I have an old friend living at the back end of my house. He’s an old friend because I’ve known him a long time, and because he’s 69 years of age going on 99.
He has lots of heath issues including respiratory problems, which limit his ability to move much; numerous skin cancers currently being attended too; and he’s still suffering the affects of a stroke 15 years ago. Luckily, he is still independent enough to have a reasonable quality of life. He enjoys the horses and having small wagers as well as going to the shops.
His biggest health issue to me is his hearing impairment, which seems to worry me more than him. My partner just switches off, but I tend to get stressed having to repeat myself throughout the day.
I can live with the television and the radio being turned up loud, though I don’t at all cope with having to ask him if he wants a coffee three or four times before I get a response. When guests visit he generally just sits with a vacant expression on his face, and only participates in conversations if it’s one on one. He’s wasted space in a group setting.
According to Deafness Forum Australia 73 per cent of Australians aged over 70 have a mild to severe hearing loss. This percentage rises as age increases. As many as 85 per cent of people in ‘nursing homes’ are typically hearing impaired.
I have my own hearing issues having worked in an industry that required regular hearing testing, and I am aware of some loss in one ear, though minimal compared to my friend.
Last year my partner and I insisted that this friend have his hearing tested, which he duly did and was fitted for a hearing aid.

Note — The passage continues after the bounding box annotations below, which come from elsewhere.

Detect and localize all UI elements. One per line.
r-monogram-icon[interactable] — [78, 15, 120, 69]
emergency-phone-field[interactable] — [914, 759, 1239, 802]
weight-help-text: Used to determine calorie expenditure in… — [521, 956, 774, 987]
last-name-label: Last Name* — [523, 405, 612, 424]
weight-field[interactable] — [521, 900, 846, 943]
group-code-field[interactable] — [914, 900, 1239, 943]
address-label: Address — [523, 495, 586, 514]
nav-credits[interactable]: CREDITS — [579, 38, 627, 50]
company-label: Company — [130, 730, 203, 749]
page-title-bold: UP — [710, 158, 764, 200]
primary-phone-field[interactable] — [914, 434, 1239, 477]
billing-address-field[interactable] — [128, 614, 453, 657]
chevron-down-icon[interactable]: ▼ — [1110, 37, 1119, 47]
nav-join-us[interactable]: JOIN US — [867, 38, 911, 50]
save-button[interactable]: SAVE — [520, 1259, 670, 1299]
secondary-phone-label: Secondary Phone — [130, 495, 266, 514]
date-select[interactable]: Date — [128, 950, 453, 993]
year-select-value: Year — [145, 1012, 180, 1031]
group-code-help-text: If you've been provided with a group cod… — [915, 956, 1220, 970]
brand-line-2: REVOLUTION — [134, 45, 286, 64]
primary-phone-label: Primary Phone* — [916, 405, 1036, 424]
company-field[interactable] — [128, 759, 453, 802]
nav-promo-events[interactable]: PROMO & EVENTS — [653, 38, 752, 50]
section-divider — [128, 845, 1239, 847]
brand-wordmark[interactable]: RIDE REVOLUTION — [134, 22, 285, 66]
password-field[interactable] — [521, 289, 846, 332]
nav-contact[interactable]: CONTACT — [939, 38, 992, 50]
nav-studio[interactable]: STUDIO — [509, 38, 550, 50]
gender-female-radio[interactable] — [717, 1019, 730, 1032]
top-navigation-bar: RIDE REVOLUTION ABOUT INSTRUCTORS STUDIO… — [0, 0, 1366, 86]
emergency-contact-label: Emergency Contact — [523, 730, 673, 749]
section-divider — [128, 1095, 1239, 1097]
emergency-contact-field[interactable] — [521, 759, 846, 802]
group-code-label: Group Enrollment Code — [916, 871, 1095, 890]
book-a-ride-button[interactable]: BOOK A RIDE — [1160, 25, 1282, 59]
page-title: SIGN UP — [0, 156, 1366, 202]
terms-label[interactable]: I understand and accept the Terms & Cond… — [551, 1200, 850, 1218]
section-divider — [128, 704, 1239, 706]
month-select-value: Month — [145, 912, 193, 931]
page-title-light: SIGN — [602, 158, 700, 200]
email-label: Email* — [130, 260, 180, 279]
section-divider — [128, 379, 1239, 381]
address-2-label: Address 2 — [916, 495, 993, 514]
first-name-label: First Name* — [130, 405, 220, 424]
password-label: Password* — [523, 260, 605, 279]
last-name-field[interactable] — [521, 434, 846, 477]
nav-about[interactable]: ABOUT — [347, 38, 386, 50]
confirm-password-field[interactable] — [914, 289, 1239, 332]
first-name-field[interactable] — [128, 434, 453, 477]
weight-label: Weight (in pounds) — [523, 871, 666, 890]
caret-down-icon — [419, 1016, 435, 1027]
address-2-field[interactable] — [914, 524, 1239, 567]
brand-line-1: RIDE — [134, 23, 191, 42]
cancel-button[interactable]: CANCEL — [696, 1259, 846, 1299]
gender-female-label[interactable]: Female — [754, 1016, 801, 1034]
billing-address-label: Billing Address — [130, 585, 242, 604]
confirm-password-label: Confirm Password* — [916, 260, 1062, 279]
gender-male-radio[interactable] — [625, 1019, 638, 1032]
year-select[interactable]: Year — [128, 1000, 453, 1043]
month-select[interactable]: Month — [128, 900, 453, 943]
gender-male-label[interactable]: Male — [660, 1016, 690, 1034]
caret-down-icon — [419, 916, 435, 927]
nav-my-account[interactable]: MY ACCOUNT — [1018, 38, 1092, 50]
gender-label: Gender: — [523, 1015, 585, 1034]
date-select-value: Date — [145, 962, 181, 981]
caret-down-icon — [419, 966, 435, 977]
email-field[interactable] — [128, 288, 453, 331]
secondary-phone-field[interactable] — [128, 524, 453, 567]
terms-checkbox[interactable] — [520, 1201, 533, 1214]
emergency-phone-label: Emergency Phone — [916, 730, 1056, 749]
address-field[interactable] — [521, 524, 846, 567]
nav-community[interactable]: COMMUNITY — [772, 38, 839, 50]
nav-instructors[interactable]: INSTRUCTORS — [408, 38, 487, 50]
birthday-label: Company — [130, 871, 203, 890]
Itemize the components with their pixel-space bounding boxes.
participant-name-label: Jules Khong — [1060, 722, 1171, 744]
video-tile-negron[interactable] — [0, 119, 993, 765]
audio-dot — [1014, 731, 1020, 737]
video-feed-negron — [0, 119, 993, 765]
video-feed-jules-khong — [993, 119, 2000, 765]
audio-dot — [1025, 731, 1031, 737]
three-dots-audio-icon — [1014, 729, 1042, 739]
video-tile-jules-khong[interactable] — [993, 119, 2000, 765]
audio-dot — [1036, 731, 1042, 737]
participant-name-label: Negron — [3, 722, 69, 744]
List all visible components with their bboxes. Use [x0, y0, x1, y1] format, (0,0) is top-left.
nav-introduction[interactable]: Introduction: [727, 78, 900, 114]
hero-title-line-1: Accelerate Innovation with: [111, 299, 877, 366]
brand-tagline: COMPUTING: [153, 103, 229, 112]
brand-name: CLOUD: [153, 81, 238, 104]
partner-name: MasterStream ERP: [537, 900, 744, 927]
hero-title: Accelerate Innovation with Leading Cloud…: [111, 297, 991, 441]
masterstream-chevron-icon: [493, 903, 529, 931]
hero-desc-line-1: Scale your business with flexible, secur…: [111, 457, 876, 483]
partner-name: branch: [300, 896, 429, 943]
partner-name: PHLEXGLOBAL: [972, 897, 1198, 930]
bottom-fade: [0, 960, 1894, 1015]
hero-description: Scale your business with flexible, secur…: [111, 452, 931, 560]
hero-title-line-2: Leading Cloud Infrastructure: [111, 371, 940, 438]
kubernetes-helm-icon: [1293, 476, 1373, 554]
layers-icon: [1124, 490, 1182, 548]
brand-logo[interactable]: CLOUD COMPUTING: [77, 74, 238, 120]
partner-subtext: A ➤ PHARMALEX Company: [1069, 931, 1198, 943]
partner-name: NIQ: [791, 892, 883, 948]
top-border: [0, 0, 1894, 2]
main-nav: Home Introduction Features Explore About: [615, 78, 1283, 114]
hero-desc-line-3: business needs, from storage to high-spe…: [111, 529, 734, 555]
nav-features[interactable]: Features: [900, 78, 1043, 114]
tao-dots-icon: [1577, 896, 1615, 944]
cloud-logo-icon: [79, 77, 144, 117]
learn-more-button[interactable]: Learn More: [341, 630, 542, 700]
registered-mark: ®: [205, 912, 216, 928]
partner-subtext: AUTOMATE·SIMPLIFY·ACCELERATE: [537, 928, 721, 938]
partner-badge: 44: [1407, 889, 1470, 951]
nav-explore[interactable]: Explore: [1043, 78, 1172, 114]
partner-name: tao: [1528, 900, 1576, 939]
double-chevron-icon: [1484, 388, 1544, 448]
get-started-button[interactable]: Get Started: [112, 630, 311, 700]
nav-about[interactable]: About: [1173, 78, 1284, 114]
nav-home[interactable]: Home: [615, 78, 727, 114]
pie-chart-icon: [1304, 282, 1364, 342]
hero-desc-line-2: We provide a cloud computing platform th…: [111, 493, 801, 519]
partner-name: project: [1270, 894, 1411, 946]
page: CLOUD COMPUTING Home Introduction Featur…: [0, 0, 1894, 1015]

Another statistic from Deafness Forum Australia: “It is believed that one in three older people who need hearing aids have them and that only about a quarter of those who need an aid use one.”
My friend refuses to use his aid. Once again, this causes me more distress than to him.
Sore ears, discomfort, ringing on the ears are all excuses he has used not to wear them. I recently sent him back for a better fitting set, which he tells me he will receive in August. What did he do? Handed his pair back to the hearing centre — in April. That’s April until August with no respite from his limited hearing issues.
Hearing difficulties can lead to social withdrawal, isolation and loneliness. I can see this in action as my friend’s weekly coffee dates have petered off. It’s a shame, as hearing loss is one of those hidden disabilities you can’t see.
I’m not a carer, and have no intentions of becoming one. He is not ready for an aged care facility, and I’m a bit too soft just to kick him out on the street because he’s old and deaf. However, I am certainly bloody frustrated!